• les Juifs et la Collaboration

     Ce sont surtout des Juifs assimilés

    et très attachés à leur citoyenneté française
    qui vont mettre le doigt dans l’engrenage
    d’une collaboration avec les autorités de Vichy »

     

    (d’après l’avant-propos de Jean-Claude Valla publié dans son livre Ces Juifs de France qui ont collaboré« Cahiers Libres d’Histoire n°8  », éditions Dualpha).

     

    Des Juifs ont-ils réellement collaboré durant la IIe Guerre mondiale ?

    Les sionistes ont flirté avec l’antisémitisme qu’ils considéraient volontiers comme leur meilleur allié contre l’assimilationnisme. Dans un discours prononcé en 1960 à l’ouverture du Congrès juif mondial, le Dr Nahum Goldmann, son président, semblait encore regretter que « la disparition de l’antisémitisme classique » ait eu « un effet très fâcheux » sur le comportement des Juifs. Pourtant, ce sont surtout des Juifs assimilés et très attachés à leur citoyenneté française qui vont mettre le doigt dans l’engrenage d’une collaboration avec les autorités de Vichy et, en zone occupée, avec le service antijuif de la SIPO-SD.

     

    Paradoxalement, des antisémites ont choisi la Résistance ou la France libre ?

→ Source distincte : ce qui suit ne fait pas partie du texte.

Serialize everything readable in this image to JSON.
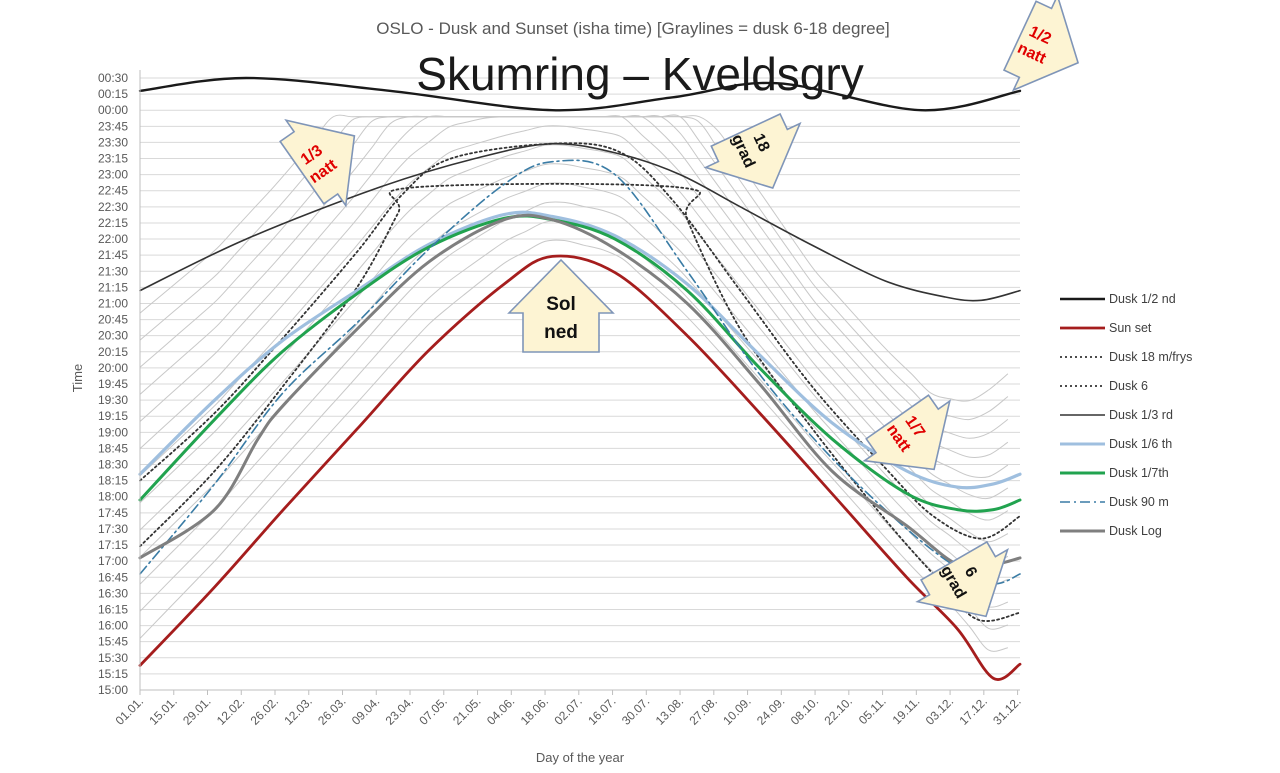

    Oui, tandis que des Juifs ont reconnu la légitimité du gouvernement de Vichy et fait preuve d’une totale loyauté à l’égard du Maréchal. Il s’en est même trouvé quelques-uns, comme Kadmi Cohen, pour collaborer avec le Commissariat général aux Questions juives et apporter une contribution à la législation antisémite, en attendant que soient réunies les conditions d’un retour en Palestine. Kadmi Cohen était un sioniste intégral, parfaitement logique avec lui-même.

     

    Une large part de ce cahier est précisément consacrée à l’Union générale des israélites de France (UGIF) ?

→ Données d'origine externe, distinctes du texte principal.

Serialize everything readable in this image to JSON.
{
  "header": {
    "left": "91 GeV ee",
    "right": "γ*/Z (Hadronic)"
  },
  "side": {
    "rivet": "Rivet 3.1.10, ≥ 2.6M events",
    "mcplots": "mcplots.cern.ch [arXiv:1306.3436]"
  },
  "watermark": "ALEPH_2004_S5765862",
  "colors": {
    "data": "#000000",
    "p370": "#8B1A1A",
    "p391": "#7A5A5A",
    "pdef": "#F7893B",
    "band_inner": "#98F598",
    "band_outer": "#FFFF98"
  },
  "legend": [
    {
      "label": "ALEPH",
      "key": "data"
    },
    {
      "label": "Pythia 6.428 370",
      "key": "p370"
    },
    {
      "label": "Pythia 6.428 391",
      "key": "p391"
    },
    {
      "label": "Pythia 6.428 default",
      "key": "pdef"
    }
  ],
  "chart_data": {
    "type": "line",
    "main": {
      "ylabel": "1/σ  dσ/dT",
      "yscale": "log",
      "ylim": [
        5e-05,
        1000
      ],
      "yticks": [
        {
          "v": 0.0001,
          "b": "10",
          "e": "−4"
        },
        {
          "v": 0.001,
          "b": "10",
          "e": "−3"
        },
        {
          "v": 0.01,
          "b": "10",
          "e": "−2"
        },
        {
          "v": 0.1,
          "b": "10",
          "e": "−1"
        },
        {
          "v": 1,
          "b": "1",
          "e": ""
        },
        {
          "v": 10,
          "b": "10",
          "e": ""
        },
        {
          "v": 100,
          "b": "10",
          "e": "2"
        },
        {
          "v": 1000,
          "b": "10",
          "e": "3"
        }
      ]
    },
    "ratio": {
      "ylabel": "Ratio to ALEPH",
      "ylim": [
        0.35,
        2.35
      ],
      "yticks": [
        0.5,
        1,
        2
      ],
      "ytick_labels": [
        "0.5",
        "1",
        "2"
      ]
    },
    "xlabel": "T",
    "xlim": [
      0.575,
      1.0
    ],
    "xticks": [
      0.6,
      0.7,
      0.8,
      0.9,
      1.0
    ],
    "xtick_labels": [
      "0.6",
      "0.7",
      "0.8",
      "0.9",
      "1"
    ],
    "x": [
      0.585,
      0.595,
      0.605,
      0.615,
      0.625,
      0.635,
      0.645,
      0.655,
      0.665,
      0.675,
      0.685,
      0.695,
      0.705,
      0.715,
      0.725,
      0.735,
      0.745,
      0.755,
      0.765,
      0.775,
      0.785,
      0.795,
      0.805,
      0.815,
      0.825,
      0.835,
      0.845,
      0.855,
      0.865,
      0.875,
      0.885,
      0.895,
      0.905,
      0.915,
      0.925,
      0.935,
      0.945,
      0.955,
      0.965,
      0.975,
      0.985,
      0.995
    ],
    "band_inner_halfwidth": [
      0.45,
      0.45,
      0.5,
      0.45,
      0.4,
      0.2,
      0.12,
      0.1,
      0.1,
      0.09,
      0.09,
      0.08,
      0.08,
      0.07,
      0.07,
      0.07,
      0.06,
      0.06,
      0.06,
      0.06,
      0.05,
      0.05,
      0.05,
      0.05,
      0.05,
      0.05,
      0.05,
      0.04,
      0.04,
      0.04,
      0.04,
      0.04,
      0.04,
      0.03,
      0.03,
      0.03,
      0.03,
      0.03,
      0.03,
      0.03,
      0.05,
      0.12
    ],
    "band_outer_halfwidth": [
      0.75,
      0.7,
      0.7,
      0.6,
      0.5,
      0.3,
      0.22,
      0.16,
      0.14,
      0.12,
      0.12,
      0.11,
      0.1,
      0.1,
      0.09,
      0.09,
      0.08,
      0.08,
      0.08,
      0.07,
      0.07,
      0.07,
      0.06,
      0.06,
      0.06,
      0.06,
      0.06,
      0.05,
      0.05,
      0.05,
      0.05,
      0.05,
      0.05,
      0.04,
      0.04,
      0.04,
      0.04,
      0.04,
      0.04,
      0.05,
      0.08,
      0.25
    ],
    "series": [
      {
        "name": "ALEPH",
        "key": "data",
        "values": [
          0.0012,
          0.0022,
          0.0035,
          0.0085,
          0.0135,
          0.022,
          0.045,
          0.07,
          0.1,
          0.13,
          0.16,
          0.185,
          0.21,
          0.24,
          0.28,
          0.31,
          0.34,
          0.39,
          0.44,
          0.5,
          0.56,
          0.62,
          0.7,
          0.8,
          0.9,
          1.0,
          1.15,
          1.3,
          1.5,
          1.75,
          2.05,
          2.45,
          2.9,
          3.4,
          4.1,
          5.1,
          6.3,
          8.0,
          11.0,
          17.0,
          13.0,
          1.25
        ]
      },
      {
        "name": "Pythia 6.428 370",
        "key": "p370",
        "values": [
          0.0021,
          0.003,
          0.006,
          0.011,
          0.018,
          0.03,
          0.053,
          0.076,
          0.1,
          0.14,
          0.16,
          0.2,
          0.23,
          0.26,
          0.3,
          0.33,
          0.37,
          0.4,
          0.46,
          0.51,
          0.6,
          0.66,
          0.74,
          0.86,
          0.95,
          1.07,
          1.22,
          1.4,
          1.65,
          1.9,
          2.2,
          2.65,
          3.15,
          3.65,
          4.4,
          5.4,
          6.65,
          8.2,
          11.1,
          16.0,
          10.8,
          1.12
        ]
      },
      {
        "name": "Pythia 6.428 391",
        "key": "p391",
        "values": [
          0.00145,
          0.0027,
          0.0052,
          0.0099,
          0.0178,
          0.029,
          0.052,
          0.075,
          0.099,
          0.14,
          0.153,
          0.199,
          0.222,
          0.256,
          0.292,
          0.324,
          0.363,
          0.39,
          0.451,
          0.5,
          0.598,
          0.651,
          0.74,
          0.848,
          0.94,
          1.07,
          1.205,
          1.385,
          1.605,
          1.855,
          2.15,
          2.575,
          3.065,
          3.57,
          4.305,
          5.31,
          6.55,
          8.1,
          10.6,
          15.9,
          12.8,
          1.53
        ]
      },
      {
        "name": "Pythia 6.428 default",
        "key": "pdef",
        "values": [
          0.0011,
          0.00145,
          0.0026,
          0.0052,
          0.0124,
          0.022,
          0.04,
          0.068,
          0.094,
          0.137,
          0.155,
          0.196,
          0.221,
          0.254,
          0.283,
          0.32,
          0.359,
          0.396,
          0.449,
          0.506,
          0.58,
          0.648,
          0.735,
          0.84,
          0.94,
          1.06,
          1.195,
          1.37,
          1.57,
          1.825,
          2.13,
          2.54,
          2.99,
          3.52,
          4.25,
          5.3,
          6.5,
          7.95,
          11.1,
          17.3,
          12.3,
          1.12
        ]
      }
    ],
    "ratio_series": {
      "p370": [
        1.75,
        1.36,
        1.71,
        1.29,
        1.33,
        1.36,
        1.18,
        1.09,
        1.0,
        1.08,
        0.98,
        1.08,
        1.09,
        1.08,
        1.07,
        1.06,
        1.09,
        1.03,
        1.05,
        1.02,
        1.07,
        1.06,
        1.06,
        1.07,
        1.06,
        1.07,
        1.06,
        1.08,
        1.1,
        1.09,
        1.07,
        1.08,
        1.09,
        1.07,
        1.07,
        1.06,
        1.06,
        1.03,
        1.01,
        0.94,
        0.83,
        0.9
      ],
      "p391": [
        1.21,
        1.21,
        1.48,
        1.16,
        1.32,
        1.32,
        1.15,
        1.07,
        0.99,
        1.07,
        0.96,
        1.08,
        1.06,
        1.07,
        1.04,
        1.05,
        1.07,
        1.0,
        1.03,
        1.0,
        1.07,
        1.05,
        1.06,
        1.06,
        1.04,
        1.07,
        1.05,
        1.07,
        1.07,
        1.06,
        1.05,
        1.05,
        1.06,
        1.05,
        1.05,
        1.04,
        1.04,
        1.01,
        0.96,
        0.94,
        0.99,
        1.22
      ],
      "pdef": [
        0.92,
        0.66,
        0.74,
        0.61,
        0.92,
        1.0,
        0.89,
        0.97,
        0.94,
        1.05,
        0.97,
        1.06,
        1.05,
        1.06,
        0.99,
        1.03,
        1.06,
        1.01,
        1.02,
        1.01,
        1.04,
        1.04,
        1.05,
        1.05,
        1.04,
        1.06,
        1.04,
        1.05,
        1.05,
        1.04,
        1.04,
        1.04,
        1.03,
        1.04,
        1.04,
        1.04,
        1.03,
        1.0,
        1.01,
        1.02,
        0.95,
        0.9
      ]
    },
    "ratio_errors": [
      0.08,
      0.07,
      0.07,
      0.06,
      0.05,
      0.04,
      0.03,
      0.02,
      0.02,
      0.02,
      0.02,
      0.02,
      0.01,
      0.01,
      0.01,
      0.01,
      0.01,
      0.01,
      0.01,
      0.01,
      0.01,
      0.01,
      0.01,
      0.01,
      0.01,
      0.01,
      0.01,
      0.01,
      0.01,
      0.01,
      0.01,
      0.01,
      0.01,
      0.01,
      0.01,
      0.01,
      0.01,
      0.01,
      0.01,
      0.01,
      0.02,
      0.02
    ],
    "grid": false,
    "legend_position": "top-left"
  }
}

    C’est un organisme où des Juifs ont accepté, bon gré mal gré, d’exercer des responsabilités. Les lecteurs ne seront pas surpris que Jean-Claude Valla se soit abstenu de tout manichéisme pour étudier un sujet aussi complexe. Il aurait pu reprendre à son compte les graves accusations portées contre les dirigeants de l’UGIF par Maurice Rajsfus dans plusieurs de ses livres et relancer ainsi la polémique. Fils de déportés juifs, Rajsfus n’était pas suspect d’antisémitisme. S’il avait mis les pieds dans le plat, c’était sûrement à bon escient.

     

    Ces Juifs qui ont collaboré ont-ils été inquiétés à la fin de la guerre ?

    Aucun rapport avec les condamnations qui ont frappé les goyim engagés dans le même combat. Combien de Français qui n’étaient pas de confession ou de culture israélite ont été fusillés, abattus comme des chiens, lourdement sanctionnés ou mis au ban de la société pour avoir voulu, eux aussi, ruser avec l’ennemi et sauver ce qui pouvait l’être ? Or, à l’exception de Joseph Joinovici qui a bénéficié d’un traitement de faveur et d’un supplétif de la Gestapo, moins chanceux, qui a été condamné à mort et exécuté, aucun Juif suspecté de collaboration n’a été traduit devant la justice. Ce sont des jurys d’honneur mis en place par le Conseil représentatif des Juifs de France qui ont jugé les suspects en catimini et les ont systématiquement acquittés. Ainsi furent soustraits aux lois communes de la République les ressortissants d’une communauté qui ne cesse d’en invoquer les mânes.